Flatten the grass
Like many other people I’ve been listening to Ceremonials, the new disc by Florence + the Machine. Of course, it reminds me of a great pipe band. Florence Welch’s powerful, instant-on voice makes me think of a pipe chanter, except one with a three-octave range, multi-layered, with complex harmonies and counter-melodies textured in.
I just read that her new album has hit the number-one spot in the UK charts, so there must be a market for BIG music that carries certain sameness, and which is highly infused with Celtic style, crazy outfits and wispy heather visions of the moors. She also often uses lots of lower-toned drums, often in rhythmical, chant-like ways, which fits with the current sound of many bands.

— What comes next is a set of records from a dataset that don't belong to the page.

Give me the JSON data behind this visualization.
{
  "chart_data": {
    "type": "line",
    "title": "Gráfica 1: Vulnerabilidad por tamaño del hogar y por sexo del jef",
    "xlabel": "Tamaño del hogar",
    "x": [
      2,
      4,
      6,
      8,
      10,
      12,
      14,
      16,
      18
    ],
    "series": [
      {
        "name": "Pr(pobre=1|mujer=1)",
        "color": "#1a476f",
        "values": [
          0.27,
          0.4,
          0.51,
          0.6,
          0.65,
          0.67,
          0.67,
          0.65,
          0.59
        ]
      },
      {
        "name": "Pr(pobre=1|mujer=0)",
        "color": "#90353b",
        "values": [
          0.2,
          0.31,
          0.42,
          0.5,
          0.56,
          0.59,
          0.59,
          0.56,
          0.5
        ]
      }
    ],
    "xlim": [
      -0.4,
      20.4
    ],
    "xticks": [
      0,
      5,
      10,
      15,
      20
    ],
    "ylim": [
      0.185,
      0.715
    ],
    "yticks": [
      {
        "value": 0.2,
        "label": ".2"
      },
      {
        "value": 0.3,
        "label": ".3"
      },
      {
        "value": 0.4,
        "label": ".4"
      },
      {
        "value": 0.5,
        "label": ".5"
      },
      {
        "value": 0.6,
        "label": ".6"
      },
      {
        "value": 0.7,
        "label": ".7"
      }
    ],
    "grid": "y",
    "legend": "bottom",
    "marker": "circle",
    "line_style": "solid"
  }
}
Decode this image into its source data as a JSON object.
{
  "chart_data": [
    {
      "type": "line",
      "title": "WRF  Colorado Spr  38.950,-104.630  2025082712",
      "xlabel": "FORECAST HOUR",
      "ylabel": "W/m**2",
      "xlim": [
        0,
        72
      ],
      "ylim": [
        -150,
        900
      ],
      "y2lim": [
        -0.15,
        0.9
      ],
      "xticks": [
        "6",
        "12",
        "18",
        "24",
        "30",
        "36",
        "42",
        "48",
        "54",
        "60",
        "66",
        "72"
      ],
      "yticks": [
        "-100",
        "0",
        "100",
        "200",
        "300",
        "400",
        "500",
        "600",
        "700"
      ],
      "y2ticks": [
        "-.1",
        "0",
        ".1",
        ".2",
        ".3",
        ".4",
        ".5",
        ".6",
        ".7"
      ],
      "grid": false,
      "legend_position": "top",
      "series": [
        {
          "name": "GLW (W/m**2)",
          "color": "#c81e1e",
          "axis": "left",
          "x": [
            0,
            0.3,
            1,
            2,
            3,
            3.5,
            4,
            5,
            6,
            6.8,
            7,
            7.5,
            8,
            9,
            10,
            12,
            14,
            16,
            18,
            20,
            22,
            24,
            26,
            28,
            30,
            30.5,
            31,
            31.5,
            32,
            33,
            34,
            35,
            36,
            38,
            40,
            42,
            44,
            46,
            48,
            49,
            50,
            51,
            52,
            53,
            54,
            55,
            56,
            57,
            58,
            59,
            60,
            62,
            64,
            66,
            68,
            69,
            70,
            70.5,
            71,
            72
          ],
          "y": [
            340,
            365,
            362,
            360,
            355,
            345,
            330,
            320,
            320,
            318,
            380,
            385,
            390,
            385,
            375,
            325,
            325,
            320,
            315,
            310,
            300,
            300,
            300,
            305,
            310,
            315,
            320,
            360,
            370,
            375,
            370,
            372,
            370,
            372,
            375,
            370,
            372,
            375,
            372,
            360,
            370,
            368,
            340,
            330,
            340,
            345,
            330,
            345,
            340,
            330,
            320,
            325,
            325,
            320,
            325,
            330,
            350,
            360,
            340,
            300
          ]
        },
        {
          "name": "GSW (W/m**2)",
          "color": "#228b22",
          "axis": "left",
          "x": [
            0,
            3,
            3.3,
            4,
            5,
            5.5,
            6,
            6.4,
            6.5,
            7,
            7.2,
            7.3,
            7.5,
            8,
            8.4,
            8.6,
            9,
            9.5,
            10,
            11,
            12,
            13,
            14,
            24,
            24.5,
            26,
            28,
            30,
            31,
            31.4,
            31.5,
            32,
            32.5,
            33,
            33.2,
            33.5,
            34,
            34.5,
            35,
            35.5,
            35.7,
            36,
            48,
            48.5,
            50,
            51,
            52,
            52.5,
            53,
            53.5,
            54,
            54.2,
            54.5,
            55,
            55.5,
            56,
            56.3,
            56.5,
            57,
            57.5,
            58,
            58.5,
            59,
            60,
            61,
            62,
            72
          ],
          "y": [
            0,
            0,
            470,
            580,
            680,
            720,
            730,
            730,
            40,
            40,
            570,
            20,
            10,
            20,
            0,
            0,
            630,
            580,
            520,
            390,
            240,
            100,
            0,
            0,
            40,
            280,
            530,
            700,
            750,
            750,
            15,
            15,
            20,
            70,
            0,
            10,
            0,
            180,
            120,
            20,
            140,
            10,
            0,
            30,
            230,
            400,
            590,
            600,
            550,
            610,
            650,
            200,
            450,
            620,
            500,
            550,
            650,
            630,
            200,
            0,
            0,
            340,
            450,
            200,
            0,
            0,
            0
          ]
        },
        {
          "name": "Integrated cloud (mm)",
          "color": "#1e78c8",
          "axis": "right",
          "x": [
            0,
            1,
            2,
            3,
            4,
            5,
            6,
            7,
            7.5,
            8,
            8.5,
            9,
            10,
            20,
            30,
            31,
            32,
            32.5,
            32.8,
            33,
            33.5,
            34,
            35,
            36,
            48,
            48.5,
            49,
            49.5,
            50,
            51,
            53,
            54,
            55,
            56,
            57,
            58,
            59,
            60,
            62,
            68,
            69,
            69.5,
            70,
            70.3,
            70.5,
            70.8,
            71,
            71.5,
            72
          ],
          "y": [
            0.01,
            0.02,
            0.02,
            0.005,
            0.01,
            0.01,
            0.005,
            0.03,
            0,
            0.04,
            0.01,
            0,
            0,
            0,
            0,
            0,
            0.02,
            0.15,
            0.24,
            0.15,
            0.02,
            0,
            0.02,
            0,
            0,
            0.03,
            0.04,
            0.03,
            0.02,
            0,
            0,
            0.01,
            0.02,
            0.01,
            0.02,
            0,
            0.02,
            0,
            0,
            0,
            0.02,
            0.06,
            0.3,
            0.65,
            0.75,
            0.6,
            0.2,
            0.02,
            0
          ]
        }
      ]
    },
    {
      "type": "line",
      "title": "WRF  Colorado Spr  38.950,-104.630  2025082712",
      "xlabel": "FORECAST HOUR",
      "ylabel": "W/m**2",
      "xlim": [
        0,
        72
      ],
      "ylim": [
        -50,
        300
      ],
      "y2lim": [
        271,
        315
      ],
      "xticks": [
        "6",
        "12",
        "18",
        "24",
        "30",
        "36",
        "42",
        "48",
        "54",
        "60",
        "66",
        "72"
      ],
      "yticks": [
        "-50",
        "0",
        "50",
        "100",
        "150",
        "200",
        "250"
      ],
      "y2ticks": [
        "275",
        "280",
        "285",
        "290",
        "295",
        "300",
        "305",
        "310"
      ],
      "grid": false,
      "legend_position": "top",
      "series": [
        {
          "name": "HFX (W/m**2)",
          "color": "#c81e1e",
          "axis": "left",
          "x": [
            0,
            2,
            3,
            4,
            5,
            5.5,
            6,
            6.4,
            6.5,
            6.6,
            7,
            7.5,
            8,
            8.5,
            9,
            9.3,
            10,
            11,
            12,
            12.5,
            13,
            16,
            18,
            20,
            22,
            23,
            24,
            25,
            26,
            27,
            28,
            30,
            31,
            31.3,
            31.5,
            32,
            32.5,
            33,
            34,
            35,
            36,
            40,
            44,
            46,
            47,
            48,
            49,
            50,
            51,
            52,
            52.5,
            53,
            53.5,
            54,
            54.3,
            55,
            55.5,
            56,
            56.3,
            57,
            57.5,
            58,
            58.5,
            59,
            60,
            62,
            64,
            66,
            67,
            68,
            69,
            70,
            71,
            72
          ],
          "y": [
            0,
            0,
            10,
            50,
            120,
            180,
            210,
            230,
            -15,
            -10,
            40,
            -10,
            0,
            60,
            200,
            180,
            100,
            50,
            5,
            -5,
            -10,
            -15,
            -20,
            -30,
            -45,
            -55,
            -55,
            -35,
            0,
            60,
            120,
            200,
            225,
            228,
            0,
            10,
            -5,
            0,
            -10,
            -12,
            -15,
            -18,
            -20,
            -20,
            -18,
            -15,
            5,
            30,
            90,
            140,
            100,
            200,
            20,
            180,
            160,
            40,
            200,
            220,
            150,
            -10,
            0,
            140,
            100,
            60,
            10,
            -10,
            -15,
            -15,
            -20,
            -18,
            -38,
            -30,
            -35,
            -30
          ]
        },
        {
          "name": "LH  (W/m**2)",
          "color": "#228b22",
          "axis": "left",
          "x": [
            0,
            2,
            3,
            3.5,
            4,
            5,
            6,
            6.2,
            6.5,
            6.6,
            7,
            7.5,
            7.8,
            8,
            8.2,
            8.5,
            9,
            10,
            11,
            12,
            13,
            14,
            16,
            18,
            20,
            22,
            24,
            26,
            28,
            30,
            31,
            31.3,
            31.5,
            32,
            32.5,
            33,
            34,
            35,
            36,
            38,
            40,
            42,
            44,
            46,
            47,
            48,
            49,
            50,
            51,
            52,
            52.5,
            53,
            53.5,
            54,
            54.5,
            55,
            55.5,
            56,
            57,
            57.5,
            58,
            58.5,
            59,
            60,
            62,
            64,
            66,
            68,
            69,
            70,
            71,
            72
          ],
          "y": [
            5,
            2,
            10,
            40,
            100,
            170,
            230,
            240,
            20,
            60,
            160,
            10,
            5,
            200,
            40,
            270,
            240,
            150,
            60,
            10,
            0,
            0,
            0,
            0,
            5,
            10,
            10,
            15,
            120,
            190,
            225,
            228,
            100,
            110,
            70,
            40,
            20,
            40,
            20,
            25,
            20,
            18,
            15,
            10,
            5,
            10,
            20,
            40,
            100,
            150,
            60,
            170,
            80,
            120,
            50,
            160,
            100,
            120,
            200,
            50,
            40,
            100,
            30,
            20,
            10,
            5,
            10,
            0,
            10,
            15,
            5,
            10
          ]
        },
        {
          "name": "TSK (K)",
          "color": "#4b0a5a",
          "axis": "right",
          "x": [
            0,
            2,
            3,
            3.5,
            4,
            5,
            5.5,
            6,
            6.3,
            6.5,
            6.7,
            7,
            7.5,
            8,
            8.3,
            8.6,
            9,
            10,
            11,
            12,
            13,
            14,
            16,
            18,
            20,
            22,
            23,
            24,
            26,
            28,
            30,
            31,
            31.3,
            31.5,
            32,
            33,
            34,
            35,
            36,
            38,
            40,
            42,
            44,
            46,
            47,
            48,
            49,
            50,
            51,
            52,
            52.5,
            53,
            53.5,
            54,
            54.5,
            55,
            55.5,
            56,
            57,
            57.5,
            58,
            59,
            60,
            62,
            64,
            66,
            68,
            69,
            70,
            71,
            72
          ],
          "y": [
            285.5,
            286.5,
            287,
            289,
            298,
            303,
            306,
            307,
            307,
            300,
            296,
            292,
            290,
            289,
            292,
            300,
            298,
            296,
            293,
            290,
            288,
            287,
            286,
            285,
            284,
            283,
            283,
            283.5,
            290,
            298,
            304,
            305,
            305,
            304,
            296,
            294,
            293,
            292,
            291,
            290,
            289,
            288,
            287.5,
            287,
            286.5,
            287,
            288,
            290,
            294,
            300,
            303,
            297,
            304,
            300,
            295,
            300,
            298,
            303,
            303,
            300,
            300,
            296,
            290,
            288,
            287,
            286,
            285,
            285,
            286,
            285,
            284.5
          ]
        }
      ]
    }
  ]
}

Bill Livingstone once talked about listening to the 1980s vintage Strathclyde Police when they were “in full sail,” conjuring an image of a clipper meeting the waters head-on with wind. The pipe band-sailing ship analogy is even more apt today with much larger bands developing huge visual and sonic power.
I could see Florence + the Machine doing something with a pipe band, just as I could hear a pipe band covering one or two of her songs in a concert. Our music is often criticized by outsiders for always sounding the same with unwavering loudness and a dearth of dynamics. But there is no denying that a pipe band at its best produces impressive and beautiful energy that, as George Campbell would say, “flattens the grass.”
I’ve also read some criticism of Ceremonials, contending that the songs remain the same from track-to-track. But Florence Welch clearly works within a formula that rings true with many people. Sometime, pipe bands try too hard to be something they are not and can never be. Instead of working with what they have, they strive to overlay pipes and drums with other stuff, seemingly never content with, It is what it is.
I’m not saying for a second that there is anything wrong with that. I’m a vocal proponent of pushing the boundaries. But some artists are able to hit upon a formula without ever becoming formulaic. They recognize what they’ve been given, their limitations, and get on with making the most of them.